Já passava das 4h de 30/12/2009 quando coloquei os pés de volta em casa. Confesso que relutei muito em sair, não ando muito animada para reencontros, tão pouco para responder certas perguntas inevitáveis do tipo: como você está? Parece simples, mas, no momento para mim não está sendo tão fácil responder a esta pergunta sem que meus olhos queiram falar por mim.
Então coloquei na balança o motivo que me levaria a enfrentar esses receios e o fato de ser para comemorar o aniversário da Dada fez meu peito receber uma grande injeção de ânimo. Já era longo o tempo em que não nos víamos e a saudade era imensa também, afinal nos últimos meses, apenas mensagens de celular nos davam noticias uma da outra. Foi aí que sem titubear, em menos de meia hora já estava pronta, de banho tomado e na rua. Freud explica? Quem sabe? “... hoje só tua presença vai me deixar feliz, só hoje...”

E foi uma noite muito divertida e especial. Fazia muito tempo que não me sentia atraída pelas noitadas de muita música e alegria.
Claro que houve momentos em que me senti um pouco distante, com o pensamento vagando em lembranças que não voltam mais, mas na maioria do tempo consegui esquecer as tristezas.

Reencontrei pessoas queridas que não via há muito tempo, outras nem tanto, me atualizei das noticias do pessoal, me surpreendi com algumas novidades, mas acho que de um modo geral me saí bem.

Ainda não me sinto plenamente confortável na noite. Não sou a melhor companhia de ninguém no atual momento, pois ando muito frágil emocionalmente e sei que na noite ninguém está afim de lamentações.

Inevitável em determinados momentos não sentir os olhos marejarem vendo uma cena bonita, tendo uma bela musica como pano de fundo que fazem transportar nosso coração para outro lugar. Isso faz parte do processo de estancar tudo o que ainda machuca. Só o tempo apagará aos poucos essas lembranças que deixaram saudades.
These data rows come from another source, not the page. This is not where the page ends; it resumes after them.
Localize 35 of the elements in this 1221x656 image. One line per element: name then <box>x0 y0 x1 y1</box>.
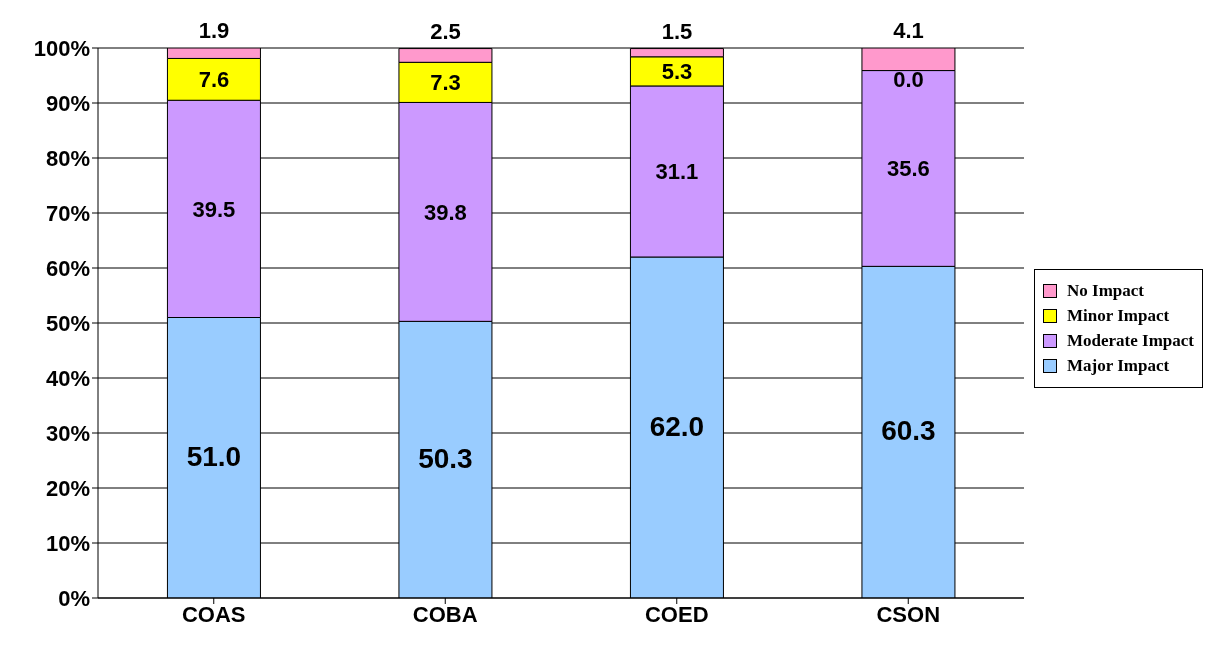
data-label: 35.6 <box>887 156 930 182</box>
data-label: 4.1 <box>893 18 924 43</box>
y-tick-label: 0% <box>58 585 90 611</box>
y-tick-label: 80% <box>45 145 90 171</box>
data-label: 0.0 <box>893 66 924 92</box>
y-tick-label: 60% <box>45 255 90 281</box>
y-tick-label: 10% <box>45 530 90 556</box>
y-tick-label: 40% <box>45 365 90 391</box>
y-tick-label: 70% <box>45 200 90 226</box>
data-label: 1.9 <box>198 18 230 43</box>
data-label: 62.0 <box>649 410 705 442</box>
y-tick-label: 50% <box>45 310 90 336</box>
y-tick-label: 100% <box>33 35 90 61</box>
data-label: 60.3 <box>881 415 936 447</box>
x-tick-label: CSON <box>876 601 941 627</box>
data-label: 50.3 <box>418 442 473 474</box>
data-label: 39.8 <box>424 199 467 225</box>
y-tick-label: 90% <box>45 90 90 116</box>
x-tick-label: COBA <box>412 601 478 627</box>
data-label: 31.1 <box>655 159 699 185</box>
y-tick-label: 30% <box>45 420 90 446</box>
x-tick-label: COAS <box>181 601 246 627</box>
data-label: 7.6 <box>198 67 230 93</box>
data-label: 39.5 <box>192 196 236 222</box>
y-tick-label: 20% <box>45 475 90 501</box>
legend-label: Minor Impact <box>1067 305 1170 326</box>
data-label: 2.5 <box>430 18 461 44</box>
legend-label: Moderate Impact <box>1067 330 1194 351</box>
legend-label: Major Impact <box>1067 355 1170 376</box>
legend-label: No Impact <box>1067 280 1144 301</box>
x-tick-label: COED <box>644 601 709 627</box>
data-label: 7.3 <box>430 70 461 96</box>
data-label: 1.5 <box>661 18 693 44</box>
data-label: 51.0 <box>186 440 242 472</box>
data-label: 5.3 <box>661 59 693 85</box>
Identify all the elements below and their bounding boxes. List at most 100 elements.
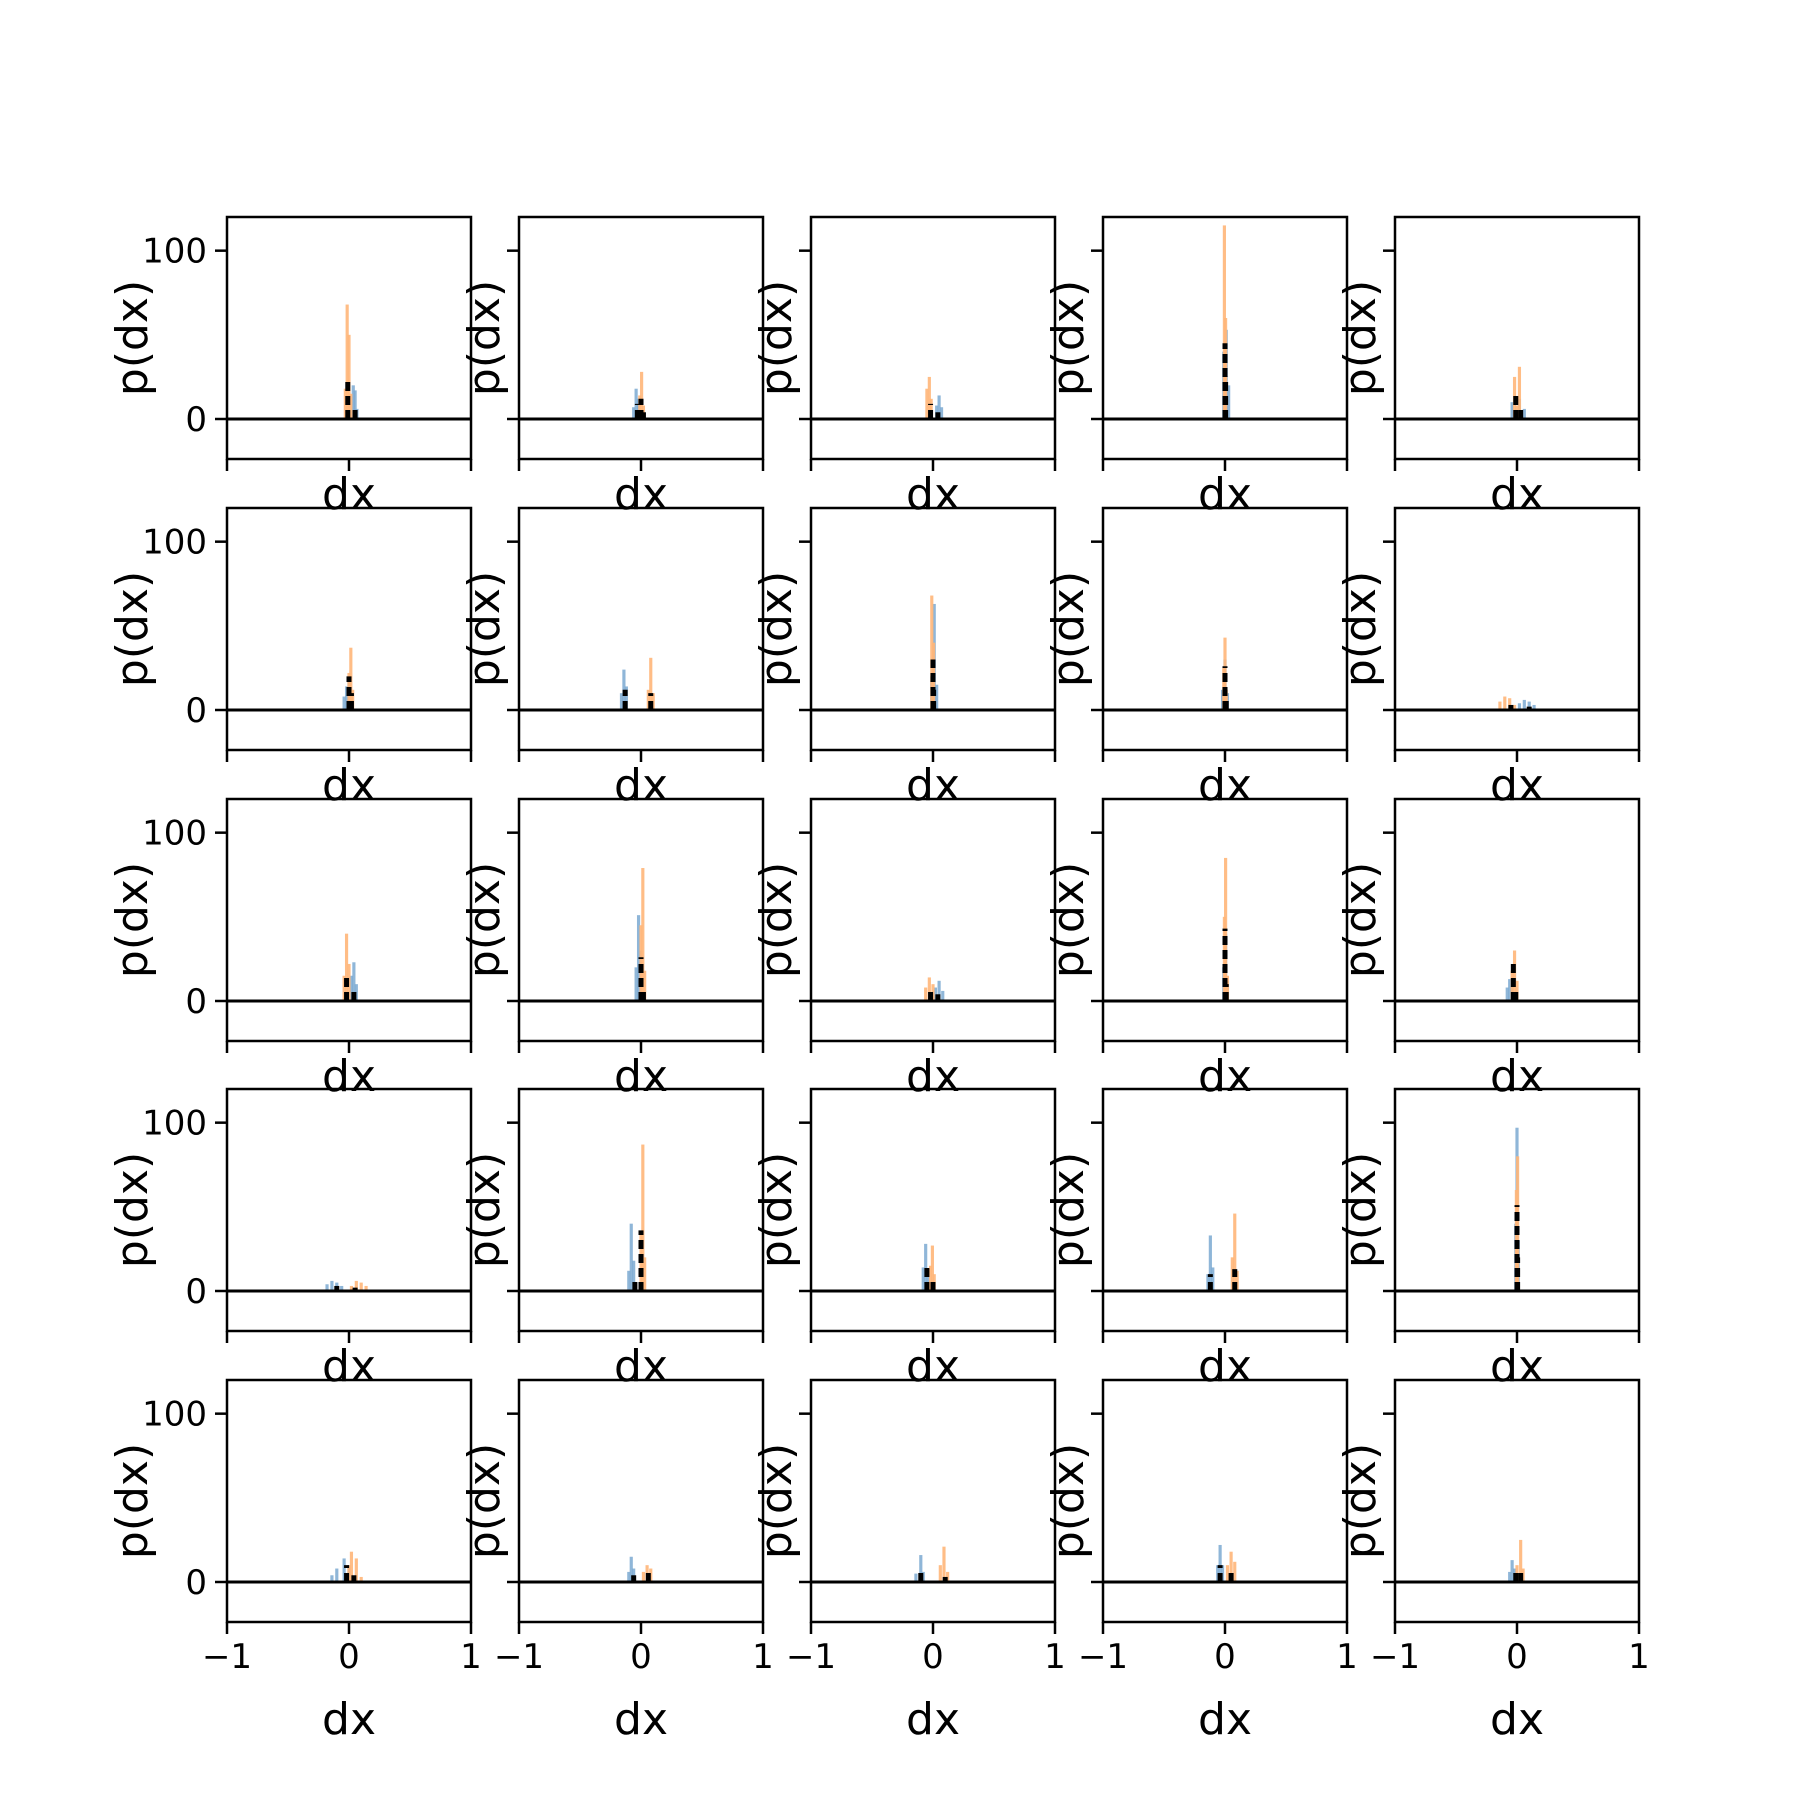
subplot-r1-c2: dx p(dx) <box>459 215 765 520</box>
x-tick-label: 0 <box>1506 1637 1528 1677</box>
x-axis-label: dx <box>614 469 668 520</box>
y-axis-label: p(dx) <box>107 1443 158 1559</box>
subplot-r1-c1: 0 100 dx p(dx) <box>107 215 473 520</box>
hist-bar-series-b <box>342 975 346 1001</box>
hist-bar-series-b <box>1233 1561 1237 1582</box>
hist-bar-series-b <box>1498 701 1502 710</box>
plot-area <box>330 1551 363 1582</box>
hist-bar-series-a <box>632 1568 636 1582</box>
subplot-r2-c4: dx p(dx) <box>1043 506 1349 811</box>
hist-bar-series-a <box>1510 1560 1514 1582</box>
hist-bar-series-b <box>1503 696 1507 710</box>
plot-area <box>342 647 355 710</box>
y-axis-label: p(dx) <box>1043 571 1094 687</box>
hist-bar-series-a <box>624 686 628 710</box>
hist-bar-series-a <box>340 1285 344 1291</box>
hist-bar-series-a <box>939 407 944 419</box>
y-tick-label: 0 <box>185 400 207 440</box>
x-axis-label: dx <box>1198 760 1252 811</box>
hist-bar-series-a <box>632 407 636 419</box>
x-axis-label: dx <box>614 1341 668 1392</box>
hist-bar-series-a <box>1218 1544 1222 1582</box>
hist-bar-series-a <box>629 1556 633 1582</box>
hist-bar-series-a <box>330 1280 334 1291</box>
x-axis-label: dx <box>614 760 668 811</box>
hist-bar-series-a <box>926 1270 930 1291</box>
hist-bar-series-b <box>942 1546 946 1582</box>
hist-bar-series-a <box>342 696 346 710</box>
hist-bar-series-a <box>1510 402 1514 419</box>
x-axis-label: dx <box>322 1694 376 1745</box>
hist-bar-series-b <box>646 689 650 710</box>
x-axis-label: dx <box>906 1051 960 1102</box>
hist-bar-series-b <box>1515 980 1519 1001</box>
axes-frame <box>809 797 1057 1043</box>
y-tick-label: 0 <box>185 1563 207 1603</box>
hist-bar-series-a <box>941 990 945 1001</box>
y-axis-label: p(dx) <box>1043 1443 1094 1559</box>
plot-area <box>1498 696 1536 710</box>
plot-area <box>930 595 939 710</box>
hist-bar-series-a <box>1227 385 1231 419</box>
hist-bar-series-b <box>1229 1551 1233 1582</box>
axes-frame <box>1101 506 1349 752</box>
y-axis-label: p(dx) <box>459 1443 510 1559</box>
plot-area <box>1514 1127 1521 1291</box>
hist-bar-series-b <box>359 1282 363 1291</box>
x-axis-label: dx <box>614 1694 668 1745</box>
hist-bar-series-a <box>937 395 941 419</box>
axes-frame <box>809 1087 1057 1333</box>
y-tick-label: 0 <box>185 691 207 731</box>
plot-area <box>1508 1539 1525 1582</box>
axes-frame <box>225 1378 473 1624</box>
y-axis-label: p(dx) <box>751 571 802 687</box>
y-axis-label: p(dx) <box>1335 280 1386 396</box>
x-tick-label: 0 <box>630 1637 652 1677</box>
hist-bar-series-a <box>1532 704 1536 710</box>
hist-bar-series-a <box>349 975 354 1001</box>
plot-area <box>1220 637 1230 710</box>
hist-bar-series-a <box>325 1284 329 1291</box>
y-axis-label: p(dx) <box>107 862 158 978</box>
y-axis-label: p(dx) <box>1043 1152 1094 1268</box>
y-axis-label: p(dx) <box>1335 571 1386 687</box>
hist-bar-series-b <box>929 398 933 419</box>
hist-bar-series-b <box>927 977 931 1001</box>
plot-area <box>325 1280 368 1291</box>
axes-frame <box>225 1087 473 1333</box>
subplot-r5-c4: −1 0 1 dx p(dx) <box>1043 1378 1358 1745</box>
plot-area <box>627 1556 653 1582</box>
hist-bar-series-a <box>353 390 357 419</box>
hist-bar-series-a <box>629 1223 633 1291</box>
y-axis-label: p(dx) <box>459 862 510 978</box>
y-axis-label: p(dx) <box>1335 1152 1386 1268</box>
x-tick-label: 1 <box>1336 1637 1358 1677</box>
hist-bar-series-b <box>649 657 653 710</box>
axes-frame <box>517 1378 765 1624</box>
x-axis-label: dx <box>906 469 960 520</box>
y-axis-label: p(dx) <box>751 1443 802 1559</box>
y-axis-label: p(dx) <box>107 1152 158 1268</box>
hist-bar-series-b <box>1224 689 1228 710</box>
hist-bar-series-b <box>643 1257 647 1291</box>
plot-area <box>634 868 647 1001</box>
x-tick-label: 0 <box>1214 1637 1236 1677</box>
hist-bar-series-b <box>640 371 644 419</box>
subplot-r5-c3: −1 0 1 dx p(dx) <box>751 1378 1066 1745</box>
plot-area <box>1206 1213 1239 1291</box>
axes-frame <box>1393 506 1641 752</box>
hist-bar-series-b <box>927 376 931 419</box>
axes-frame <box>1393 1378 1641 1624</box>
subplot-r3-c2: dx p(dx) <box>459 797 765 1102</box>
hist-bar-series-a <box>627 1571 631 1582</box>
subplot-r4-c4: dx p(dx) <box>1043 1087 1349 1392</box>
plot-area <box>627 1144 647 1291</box>
hist-bar-series-b <box>344 933 349 1001</box>
hist-bar-series-b <box>1519 1539 1523 1582</box>
hist-bar-series-a <box>937 980 941 1001</box>
hist-bar-series-b <box>1512 950 1517 1001</box>
subplot-r5-c2: −1 0 1 dx p(dx) <box>459 1378 774 1745</box>
subplot-r1-c3: dx p(dx) <box>751 215 1057 520</box>
hist-bar-series-a <box>935 684 939 710</box>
Mas onde consegui, segurei a onda. Deixei as tristezas e a dor que ainda existe do outro lado da porta, o lado de fora. Sei a força que fiz para tudo parecer tranqüilo, afinal era uma noite de alegria.

Era a noite de brindar a felicidade de uma pessoa mais que especial para mim. Alguém que conheci em novembro de 2002 e desde lá se tornou o meu “porto seguro”. Uma das pessoas que escolhi nesta vida para ser minha irmã.

Uma capricorniana danada. Seu nome? Adriana, mas conhecida pelo apelido carinhoso de “Dada”.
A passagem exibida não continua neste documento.